Hotel Racine and old postoffice Another view of the earliest Hotel Racine. I like this one because you can see the small businesses that rented space from the hotel. Starting from the left, there is a barbershop -- possibly Hotel Barbershop -- that advertises baths. In the middle appears to be Carpenter & Nowland offering insurance, real estate, and loans, and on the right, Dietrich something -- maybe bar. The building to the left (north) of the hotel seems to be 523 Main Street, and has the name J. R. Folwell in the window. According to the Racine Heritage website, this first Hotel Racine existed from 1895 to 1925, and was demolished because of a lack of modern plumbing.
West Sixth Street Looking East Here is a postcard of Racine that I had never seen before -- West Sixth Street looking east. There are not too many landmarks that are familiar to me, other than maybe the storage buildings. It seems like I might have seen their faded painted signs while on Sixth Street. We can see the curve of the Root River just behind the houses and another road, probably Water Street, so looking at a map, it looks to me like this was taking near the corner of Sixth and Center, looking northeast. That frame-like structure sitting on the horizon looks like the big cylindrical frames they had at the gas works near the Lake downtown.

Update: My source at the Racine Historical Society says:
Taken from what is now City Hall, facing northeast. The row building at the lower left is still there. The switches in the street car tracks are for the line to go out Washington Avenue, and the line to the lower left goes west out Sixth Street. You can see the structure for the gas tank at the lake front in the background.
First City Hall at Main and Third Streets Here is Racine's first city hall which sat at the corner of Main and Third Streets. The "Drugs & Cigars" advertisement on the opposite corner is probably for Pokorney's Drugstore, a Main Street fixture for many years. Racine's 2nd city hall dates between 1877 and 1931, so this first city hall would date from before 1877. Visible to the right of the hall is the Thronson Furniture Company, and don't miss the advertisement for the $0.05 Henry George cigars.

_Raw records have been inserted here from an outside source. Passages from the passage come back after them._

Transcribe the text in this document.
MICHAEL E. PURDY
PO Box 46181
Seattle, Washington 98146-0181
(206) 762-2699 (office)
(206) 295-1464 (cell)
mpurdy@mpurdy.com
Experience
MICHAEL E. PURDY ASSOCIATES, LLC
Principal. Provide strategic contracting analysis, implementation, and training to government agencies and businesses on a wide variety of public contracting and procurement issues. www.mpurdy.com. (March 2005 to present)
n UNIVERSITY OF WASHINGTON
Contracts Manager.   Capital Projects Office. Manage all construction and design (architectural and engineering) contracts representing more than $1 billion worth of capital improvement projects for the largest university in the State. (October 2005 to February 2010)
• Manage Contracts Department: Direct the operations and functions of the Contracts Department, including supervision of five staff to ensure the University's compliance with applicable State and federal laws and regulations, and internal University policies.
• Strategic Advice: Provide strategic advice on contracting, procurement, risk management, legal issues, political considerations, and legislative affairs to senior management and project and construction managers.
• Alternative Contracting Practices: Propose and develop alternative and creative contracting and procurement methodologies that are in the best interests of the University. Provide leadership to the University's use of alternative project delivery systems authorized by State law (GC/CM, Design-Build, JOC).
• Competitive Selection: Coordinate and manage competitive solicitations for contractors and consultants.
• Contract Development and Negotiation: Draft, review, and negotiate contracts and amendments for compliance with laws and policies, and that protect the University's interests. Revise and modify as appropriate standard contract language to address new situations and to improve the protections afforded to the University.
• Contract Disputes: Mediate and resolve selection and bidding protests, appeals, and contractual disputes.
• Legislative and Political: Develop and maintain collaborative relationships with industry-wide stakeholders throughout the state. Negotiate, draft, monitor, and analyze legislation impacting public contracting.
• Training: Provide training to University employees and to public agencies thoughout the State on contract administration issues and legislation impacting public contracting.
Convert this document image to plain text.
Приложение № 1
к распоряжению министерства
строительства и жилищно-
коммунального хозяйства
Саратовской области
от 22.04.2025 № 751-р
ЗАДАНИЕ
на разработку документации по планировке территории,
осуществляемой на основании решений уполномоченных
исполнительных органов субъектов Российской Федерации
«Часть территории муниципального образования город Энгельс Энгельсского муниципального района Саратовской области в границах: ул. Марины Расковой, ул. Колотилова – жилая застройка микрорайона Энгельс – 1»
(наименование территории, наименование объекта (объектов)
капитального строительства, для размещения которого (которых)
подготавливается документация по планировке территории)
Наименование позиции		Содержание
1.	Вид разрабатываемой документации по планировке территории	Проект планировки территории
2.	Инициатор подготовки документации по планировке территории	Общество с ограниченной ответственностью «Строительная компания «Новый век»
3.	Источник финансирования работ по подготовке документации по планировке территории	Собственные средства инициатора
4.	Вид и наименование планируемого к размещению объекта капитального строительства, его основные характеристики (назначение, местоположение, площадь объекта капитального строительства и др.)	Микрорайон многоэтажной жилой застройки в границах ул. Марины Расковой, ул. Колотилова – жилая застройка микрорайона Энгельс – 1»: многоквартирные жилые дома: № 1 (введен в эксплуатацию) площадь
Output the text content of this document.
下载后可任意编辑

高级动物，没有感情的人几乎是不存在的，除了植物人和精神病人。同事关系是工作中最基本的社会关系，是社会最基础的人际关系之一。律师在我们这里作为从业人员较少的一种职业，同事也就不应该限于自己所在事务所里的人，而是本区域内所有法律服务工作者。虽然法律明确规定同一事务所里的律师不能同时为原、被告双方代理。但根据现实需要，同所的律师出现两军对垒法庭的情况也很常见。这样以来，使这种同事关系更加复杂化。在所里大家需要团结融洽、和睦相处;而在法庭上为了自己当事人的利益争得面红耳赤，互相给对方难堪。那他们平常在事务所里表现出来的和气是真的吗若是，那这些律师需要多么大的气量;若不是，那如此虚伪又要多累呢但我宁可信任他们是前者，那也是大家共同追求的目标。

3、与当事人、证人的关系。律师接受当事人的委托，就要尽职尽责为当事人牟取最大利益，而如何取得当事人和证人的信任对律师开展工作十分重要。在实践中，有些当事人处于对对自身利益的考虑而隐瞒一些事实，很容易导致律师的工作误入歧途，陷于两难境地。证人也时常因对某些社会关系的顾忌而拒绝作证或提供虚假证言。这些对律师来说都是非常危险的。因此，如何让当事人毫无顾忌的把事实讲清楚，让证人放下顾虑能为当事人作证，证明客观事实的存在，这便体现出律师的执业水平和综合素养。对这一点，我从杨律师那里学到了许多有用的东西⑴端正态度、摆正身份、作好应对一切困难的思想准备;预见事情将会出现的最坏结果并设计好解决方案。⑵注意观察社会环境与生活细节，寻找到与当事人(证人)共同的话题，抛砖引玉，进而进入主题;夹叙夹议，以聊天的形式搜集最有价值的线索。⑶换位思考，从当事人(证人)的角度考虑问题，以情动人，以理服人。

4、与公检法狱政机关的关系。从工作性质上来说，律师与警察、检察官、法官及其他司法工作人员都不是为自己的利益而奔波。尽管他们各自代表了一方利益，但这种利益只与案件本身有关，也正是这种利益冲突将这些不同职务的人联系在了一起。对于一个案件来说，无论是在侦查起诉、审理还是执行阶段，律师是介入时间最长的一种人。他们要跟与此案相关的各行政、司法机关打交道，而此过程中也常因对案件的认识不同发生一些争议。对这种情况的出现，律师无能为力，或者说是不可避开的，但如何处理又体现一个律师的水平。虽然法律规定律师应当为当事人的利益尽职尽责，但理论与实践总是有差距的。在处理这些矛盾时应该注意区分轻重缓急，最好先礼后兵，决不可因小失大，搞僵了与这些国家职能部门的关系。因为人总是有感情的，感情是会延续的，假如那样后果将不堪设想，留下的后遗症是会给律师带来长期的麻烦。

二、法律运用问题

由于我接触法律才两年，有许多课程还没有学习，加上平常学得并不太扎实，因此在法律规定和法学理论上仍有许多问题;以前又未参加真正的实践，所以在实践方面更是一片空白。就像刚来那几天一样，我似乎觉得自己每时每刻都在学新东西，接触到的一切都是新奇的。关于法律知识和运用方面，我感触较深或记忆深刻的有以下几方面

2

Taylor Hall at Dekoven with porch Here is a great picture of Taylor Hall at Racine College/Dekoven. I like this picture a lot because of the porch which I have not seen before. It looks like it's made out of wood which would explain why it's not there anymore.
Gymnasium at Dekoven Growing up, my family went swimming once or twice at the pool in the gymnasium at Dekoven, and I also remember seeing people playing basketball somewhere in the same building. I particularly like this postcard because of the details you can see if you look closely. For instance, I don't remember the steps being wooden, and I also like the parallel bars set up outside. Someone has been working on a tall ladder which is lying on the ground on the south side of the building.
State Street, Racine, further west, looking east This is an interesting view of State Street from a little bit further west from the previous State Street picture. On the left, you can see the Case building with its statue of "Old Abe" the eagle. In the distance, looking east toward Lake Michigan, is the State Street bridge and the Dr. Shoop building.